Are you familiar with micro-credit?

The Bengladesh banker who started the program got it that people needed to be helped in small steps.

So, he began by loaning money to women who had crafts to let them escape from usurers. He has a whole program of education, self-sufficiency and so on.

If instead, we try to help the whole world, we invite chaos. We have no equilibrium on the ground.

Esta, what they are trying to do is have control  so as  to "do good". They have what Jung called an absence of the imagination of evil. In other words, they cannot admit to themselves what their possibly bad and downright evil might motivate them. They cannot admit to a "will to power". No, theirs in only a "will to serve",  and sorry if the head servants have to take over the estate to see that done.

It is why Animal Farm and 1984 were written by the English socialist, George Orwell.


2
Roy C

The international credit problems were caused by speculation.

Banks lent money on very little or no money down and doing this all over the world with central banks "creating" money and letting the banks multiply the money they lent out by forty and fifty times, literally pumped up the whole first world's real estate market until it overshot and then crashed, leaving worthless pieces of paper for the loans and money created.

So, now, "they", the international elites, rather than impose discipline on themselves, want a way to use us the way that we are being used to prop up a lot of merde here in the US.


2
Paschen

A global common currency is not the same thing then a dept though, it all depends on how it is regulated. 

The US deregulated what caused the melt down where as the EU regulated the EURO rather severely why it is stable.

A global common currency well regulated would avoid such crisis as created by the US since a single country such as the US could no longer mess up the system by deregulating its own currency and loan rules.

The advantage of a global common currency is stability and equal buying power as well as fair exchange on value. 

The EURO is a great success even for countries that have claimed it was not, their wealth and economies have grown and stabilized since the introduction of the EURO rather then the opposite. 

Strict regulations and management of an international currency would avoid any such global crisis as we have today due to the US deregulation.

2
eastvanray

I must stronly disagree with your assertion that a single currency would result in equal buying power.  Floating currency exchange rates serve an important function in the economy.  They compensate for differing efficiencies between countries.  If countries with similar economies combine currencies that MAY work but you cannot put poor countries on the same monetary level as say, Canada or the US.  It would destroy the economies of the poor countries.  Without lower currencies poor countries would lose one of the only effective way to compete globally. 

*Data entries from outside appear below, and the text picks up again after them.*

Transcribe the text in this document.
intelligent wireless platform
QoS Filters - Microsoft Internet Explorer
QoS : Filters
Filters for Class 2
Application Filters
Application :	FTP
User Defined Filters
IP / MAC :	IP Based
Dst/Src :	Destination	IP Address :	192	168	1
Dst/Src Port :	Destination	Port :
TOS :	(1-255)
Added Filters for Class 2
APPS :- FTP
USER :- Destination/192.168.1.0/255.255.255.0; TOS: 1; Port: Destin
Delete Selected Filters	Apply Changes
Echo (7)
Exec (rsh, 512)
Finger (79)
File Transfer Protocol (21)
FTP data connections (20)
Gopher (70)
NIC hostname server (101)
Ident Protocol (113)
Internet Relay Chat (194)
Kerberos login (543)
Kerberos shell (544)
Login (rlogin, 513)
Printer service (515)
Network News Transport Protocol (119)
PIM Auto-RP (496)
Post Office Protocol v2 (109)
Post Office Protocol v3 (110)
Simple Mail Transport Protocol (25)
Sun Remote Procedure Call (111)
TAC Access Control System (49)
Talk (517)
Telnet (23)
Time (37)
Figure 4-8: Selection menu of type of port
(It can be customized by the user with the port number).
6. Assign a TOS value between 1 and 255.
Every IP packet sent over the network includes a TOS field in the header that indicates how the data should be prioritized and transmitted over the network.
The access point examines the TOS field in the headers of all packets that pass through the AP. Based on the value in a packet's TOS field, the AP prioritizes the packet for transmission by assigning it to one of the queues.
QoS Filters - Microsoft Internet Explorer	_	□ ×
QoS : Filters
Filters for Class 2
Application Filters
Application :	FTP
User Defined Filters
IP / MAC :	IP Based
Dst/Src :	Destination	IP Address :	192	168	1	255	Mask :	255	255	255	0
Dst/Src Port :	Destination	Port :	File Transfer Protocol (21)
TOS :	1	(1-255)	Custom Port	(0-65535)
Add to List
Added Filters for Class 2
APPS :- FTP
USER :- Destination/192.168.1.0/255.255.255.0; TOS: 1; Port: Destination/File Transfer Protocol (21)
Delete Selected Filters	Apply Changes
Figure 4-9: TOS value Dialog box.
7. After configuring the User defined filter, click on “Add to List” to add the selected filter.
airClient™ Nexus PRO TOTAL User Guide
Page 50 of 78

The list of all the other reasons floating exchange rates are necessary would take me hours to list but a little search under "floating currencies" and "macroeconomics would give you a good background.

2
Roy C

I am in favor of "free floating currencies", EVR.

Trade without free-floating currencies is a way for the poorer nation to exploit the richer and to destroy the manufacturing base of the richer one and its middle-class as well.

Equilibrium is reached as the poorer nation's economy grows and becomes an importer as well.

Only fair way to do trade and the only way that enormous destabilizing crises can be avoided.



2
aurealeus

I agree with Roy and eastvanray in regards to (national) free-floating-currency.  In regards to barter, this is the purest form of economic exchange.  I barter on occasion and usually make out quite well, at the same time saving my "cash" for other expenses.

The President, Congress and the Public need not look far in order to find solutions for the roots of many of the problems that exist within the United States, as well as worldwide.  Until we start addressing the true roots of our financial as well as other problems, the problems will not be resolved in a manner that truly benefits all and The American Republic along with it's experiment in true democracy, will untimately fail

I feel a short list of the main root/problems/solutions consists of these three:

The Federal Reserve Corporation ( The Federal Reserve Act of 1913 should be repealed, restoring the original Constitutional intent.)

The Internal Revenue Service ( The 16th Amendment should be repealed and The IRS should be abolished allowing only for Constitutional Taxation.)

The Fourteenth Amendment to the US Constitution (please read my article on the 14th Amendment here:)   http://my.nowpublic.com/world/corporations-and-twilight-zone


0
Roy C

Good post. I will check out that 14th amendment link.